I resisted Mah’s book for a while because the title, meant as homage to Julia Child’s MASTERING THE ART OF FRENCH COOKING, put me off. The title still leaves me cold, but the book is a warm reminiscence of writer Mah’s struggle to make the most of a year alone in Paris while her diplomat husband serves in Iraq. Making the most of a year in Paris wouldn’t be a hardship for some, but know that Mah, a newlywed at the time, experiences the same disappointment a military spouse feels when a last-minute change in assignment sends off the soldier while the trailing spouse is left behind to adjust to new surroundings, a new culture, new people.
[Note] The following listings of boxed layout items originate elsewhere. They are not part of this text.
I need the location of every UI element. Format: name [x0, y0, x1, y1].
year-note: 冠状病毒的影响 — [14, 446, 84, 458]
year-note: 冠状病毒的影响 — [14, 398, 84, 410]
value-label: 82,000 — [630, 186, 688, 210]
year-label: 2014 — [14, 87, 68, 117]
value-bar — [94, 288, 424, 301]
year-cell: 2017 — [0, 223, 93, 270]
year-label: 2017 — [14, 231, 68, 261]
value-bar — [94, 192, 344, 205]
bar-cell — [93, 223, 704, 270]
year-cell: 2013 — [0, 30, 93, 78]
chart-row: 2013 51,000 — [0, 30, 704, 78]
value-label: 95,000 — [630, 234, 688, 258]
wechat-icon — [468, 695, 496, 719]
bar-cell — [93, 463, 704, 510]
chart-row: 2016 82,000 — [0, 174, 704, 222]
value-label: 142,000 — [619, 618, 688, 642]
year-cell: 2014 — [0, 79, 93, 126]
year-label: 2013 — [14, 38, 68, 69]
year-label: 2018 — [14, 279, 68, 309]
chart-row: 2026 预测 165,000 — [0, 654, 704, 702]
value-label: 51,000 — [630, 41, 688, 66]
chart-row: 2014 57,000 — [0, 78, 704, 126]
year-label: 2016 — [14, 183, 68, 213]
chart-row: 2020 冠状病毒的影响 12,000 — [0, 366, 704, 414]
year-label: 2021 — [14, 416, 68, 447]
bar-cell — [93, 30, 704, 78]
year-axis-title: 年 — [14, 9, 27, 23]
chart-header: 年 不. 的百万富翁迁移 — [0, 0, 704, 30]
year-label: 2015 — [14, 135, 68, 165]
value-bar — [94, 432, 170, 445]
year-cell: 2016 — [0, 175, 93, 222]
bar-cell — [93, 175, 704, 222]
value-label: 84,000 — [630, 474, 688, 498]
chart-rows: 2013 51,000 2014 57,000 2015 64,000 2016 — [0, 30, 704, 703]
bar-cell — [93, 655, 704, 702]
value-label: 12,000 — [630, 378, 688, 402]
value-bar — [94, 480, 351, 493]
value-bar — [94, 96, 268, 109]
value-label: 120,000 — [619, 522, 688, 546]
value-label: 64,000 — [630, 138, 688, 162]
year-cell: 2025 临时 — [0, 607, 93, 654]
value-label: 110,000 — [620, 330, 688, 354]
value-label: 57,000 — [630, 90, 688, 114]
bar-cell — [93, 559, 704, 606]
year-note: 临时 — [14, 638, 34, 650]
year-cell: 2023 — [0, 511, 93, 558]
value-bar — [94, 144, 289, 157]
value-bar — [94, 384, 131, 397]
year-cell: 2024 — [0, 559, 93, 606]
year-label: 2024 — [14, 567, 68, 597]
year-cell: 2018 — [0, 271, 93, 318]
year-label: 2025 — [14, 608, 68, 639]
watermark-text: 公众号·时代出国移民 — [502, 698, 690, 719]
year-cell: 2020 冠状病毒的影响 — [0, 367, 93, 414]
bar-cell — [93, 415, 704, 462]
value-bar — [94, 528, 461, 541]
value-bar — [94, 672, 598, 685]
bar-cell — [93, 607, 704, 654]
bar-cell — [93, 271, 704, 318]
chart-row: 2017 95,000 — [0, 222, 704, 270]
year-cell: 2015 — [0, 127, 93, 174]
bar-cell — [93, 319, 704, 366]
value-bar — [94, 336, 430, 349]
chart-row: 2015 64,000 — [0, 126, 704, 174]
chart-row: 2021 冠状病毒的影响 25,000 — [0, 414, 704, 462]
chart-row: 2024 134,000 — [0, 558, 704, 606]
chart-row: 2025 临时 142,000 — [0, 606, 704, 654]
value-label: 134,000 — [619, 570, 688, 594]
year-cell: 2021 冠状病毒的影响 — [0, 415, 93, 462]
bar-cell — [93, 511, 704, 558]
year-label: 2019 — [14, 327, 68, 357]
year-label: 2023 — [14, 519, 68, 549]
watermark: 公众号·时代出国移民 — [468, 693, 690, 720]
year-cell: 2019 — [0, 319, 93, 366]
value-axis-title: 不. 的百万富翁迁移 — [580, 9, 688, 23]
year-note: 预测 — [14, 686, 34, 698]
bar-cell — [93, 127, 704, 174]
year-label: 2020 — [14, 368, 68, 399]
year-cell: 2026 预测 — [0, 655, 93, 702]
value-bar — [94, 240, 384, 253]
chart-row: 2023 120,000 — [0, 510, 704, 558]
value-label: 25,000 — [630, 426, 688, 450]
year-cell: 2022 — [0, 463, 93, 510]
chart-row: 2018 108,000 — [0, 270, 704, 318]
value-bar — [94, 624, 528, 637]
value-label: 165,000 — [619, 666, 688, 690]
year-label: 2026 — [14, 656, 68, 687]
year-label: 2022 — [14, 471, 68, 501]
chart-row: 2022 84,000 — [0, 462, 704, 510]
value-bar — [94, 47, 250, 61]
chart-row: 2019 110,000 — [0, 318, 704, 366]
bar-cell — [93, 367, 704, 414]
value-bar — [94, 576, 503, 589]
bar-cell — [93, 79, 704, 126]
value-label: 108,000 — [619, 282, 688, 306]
Curiosity, an insatiable interest in food, and a job help Mah adjust. I'm devouring the book and recipes.
Pastry chef David Lebovitz’s blog reflects his wide-ranging interest in food, travel, and cooking. His books include THE SWEET LIFE IN PARIS, which I own, and his latest, MY PARIS KITCHEN, which I intend to buy tout de suite.
Lands like a cannonball
Three times over the past week and in two different locales, I’ve seen Realtor signs in front of existing houses with a “Coming Soon” message. In other words, those houses sprouted for sale signs before they were for sale. Is “Coming Soon” meant to create a sense of urgency? is it a way for listing agents to garner the names and phone numbers of potential buyers? To me, the sign signals a seller’s market. There was a time, not too long ago, when I couldn't picture people taking Sunday drives to look at neighborhoods and houses.
See what I mean about my attention span?How’s yours this summer?